Die Kritiker:innen sahen das Manöver als gefährliche Provokation Russlands und eine Förderung der Rüstungsspirale. Friedensorganisationen und Parteien wie die DKP und DIE LINKE organisierten Proteste an den Orten, an denen Truppenbewegungen stattfinden sollten und verantwortliche Politiker:innen eingeladen wurden. Greenpeace störte zum Beispiel mit Schlauchbooten die Anlandung US-amerikanischer Panzer in Bremerhaven, die Panzersoldat:innen kamen zuvor mit einem Flieger in Hamburg an. Am 28.02.2020 fand eine Demonstration in Hamburg statt, als im Hamburger Rathaus der NATO-Generalsekretär Jens Stoltenberg und Außenminister Heiko Maas als Ehrengäste zu einem Festmahl geladen wurden. Das für diese Veranstaltung gestaltete Demonstrationsschild „Raus aus der NATO“ ist ein Appell an die deutsche Regierung, aus der NATO auszutreten. Der durchgestrichene Panzer auf dem Demonstrationsschild verweist auf den Kampfpanzer als zentrales und damit ikonisches Symbol militärischer Aufrüstung. Die gelben Peace-Zeichen zeigen den Wunsch, dass mit der Forderung „Raus aus der NATO“ der Frieden gesichert würde.
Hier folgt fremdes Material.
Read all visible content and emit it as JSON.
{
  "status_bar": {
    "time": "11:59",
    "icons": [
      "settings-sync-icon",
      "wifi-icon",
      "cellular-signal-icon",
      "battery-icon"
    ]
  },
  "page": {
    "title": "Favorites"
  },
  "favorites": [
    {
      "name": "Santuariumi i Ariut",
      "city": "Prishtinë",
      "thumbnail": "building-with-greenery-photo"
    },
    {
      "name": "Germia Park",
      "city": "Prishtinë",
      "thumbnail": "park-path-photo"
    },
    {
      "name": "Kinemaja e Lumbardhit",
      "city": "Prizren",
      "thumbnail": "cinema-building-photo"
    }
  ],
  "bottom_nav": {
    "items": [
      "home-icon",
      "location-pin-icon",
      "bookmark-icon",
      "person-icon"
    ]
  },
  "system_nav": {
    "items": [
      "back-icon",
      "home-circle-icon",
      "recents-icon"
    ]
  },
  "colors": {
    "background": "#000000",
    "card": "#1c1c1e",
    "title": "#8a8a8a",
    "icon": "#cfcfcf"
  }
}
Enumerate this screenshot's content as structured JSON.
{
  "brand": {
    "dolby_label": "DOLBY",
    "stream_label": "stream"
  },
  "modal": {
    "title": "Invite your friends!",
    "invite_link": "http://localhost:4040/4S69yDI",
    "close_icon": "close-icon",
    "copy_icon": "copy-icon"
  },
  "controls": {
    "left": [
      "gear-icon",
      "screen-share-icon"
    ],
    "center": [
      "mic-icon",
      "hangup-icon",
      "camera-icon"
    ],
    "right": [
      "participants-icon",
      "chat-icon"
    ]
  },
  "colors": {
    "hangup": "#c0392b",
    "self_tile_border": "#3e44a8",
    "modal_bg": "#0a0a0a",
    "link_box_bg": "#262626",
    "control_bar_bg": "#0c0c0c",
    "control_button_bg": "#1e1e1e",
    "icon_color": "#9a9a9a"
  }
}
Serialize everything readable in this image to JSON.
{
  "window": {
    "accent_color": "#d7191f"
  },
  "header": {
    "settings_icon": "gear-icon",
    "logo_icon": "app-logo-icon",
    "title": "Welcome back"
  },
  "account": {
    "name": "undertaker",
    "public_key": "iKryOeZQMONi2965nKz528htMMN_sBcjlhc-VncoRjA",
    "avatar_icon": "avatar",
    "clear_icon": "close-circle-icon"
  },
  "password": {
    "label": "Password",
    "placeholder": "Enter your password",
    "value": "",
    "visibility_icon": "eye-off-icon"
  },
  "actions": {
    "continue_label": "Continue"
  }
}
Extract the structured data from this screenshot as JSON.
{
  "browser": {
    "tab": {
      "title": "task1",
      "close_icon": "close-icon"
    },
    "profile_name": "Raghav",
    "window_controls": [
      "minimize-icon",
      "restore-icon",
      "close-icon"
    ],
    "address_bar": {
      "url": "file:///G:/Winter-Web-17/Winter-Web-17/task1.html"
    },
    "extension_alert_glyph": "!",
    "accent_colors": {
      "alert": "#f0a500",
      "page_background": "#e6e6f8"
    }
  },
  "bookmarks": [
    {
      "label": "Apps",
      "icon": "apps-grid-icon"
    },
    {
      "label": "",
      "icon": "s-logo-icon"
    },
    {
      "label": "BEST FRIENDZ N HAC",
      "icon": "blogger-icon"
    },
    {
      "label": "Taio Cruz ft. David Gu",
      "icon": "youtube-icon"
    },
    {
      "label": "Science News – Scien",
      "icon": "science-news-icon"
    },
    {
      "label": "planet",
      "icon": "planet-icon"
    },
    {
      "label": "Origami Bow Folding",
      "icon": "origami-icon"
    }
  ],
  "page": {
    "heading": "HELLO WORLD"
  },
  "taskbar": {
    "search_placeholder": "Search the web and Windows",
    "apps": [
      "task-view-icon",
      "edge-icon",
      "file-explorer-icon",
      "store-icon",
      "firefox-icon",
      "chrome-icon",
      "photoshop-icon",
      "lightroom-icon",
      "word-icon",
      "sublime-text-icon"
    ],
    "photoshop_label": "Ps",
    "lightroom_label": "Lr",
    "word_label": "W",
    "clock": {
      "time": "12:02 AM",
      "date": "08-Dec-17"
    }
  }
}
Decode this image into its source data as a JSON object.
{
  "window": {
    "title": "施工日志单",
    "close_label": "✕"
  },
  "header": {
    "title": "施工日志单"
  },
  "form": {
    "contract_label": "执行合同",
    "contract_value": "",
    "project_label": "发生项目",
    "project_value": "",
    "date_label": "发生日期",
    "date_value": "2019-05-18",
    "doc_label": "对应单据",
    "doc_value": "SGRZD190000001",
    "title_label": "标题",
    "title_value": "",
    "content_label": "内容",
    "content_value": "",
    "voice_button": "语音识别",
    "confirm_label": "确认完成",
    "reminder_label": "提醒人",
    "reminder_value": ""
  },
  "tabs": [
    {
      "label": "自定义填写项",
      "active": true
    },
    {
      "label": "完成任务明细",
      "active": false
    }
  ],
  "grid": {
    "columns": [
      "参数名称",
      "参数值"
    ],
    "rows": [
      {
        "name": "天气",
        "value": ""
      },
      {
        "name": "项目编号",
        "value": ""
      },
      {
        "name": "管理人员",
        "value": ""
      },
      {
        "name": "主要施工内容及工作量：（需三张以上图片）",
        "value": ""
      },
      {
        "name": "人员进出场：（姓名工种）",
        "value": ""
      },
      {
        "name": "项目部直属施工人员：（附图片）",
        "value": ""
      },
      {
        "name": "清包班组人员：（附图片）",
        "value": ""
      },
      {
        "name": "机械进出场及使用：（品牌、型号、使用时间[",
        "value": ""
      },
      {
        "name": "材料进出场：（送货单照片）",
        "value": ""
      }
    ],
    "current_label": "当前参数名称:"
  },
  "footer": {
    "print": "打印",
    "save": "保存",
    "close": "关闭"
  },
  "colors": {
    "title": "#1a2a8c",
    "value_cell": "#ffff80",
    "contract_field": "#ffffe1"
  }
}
Die NATO (North Atlantic Treaty Organization) ist ein Bündnis aus 30 Staaten Nordamerikas und Europas, welches sowohl militärische, als auch zivile Organisationsteile (wie den Nordatlantikrat) besitzt. In der Geschichte der NATO gab es immer wieder Staaten, die zeitweise zwar den politischen Gremien des Bündnisses, aber nicht den militärischen beitraten bzw. aus diesen austraten wie Frankreich, Spanien und Griechenland. Linke Kritiker:innen sehen einen Austritt Deutschlands aus den militärischen Strukturen der NATO als notwendig zur Wahrung des Friedens an. Ein gänzlicher Austritt Deutschlands aus der NATO würde jedoch einen grundlegenden Umbau der Sicherheitsarchitektur Europas bedeuten, weshalb als Ausgleich zur Etablierung eines Systems kollektiver Sicherheit eine Stärkung diplomatisch orientierter Bündnisse wie der OSZE gefordert wird. Der Austritt Deutschlands aus der NATO ist somit zwar nicht unmöglich, wird politisch zur Zeit jedoch lediglich von einer linken Minderheit als eine realistische Option gesehen.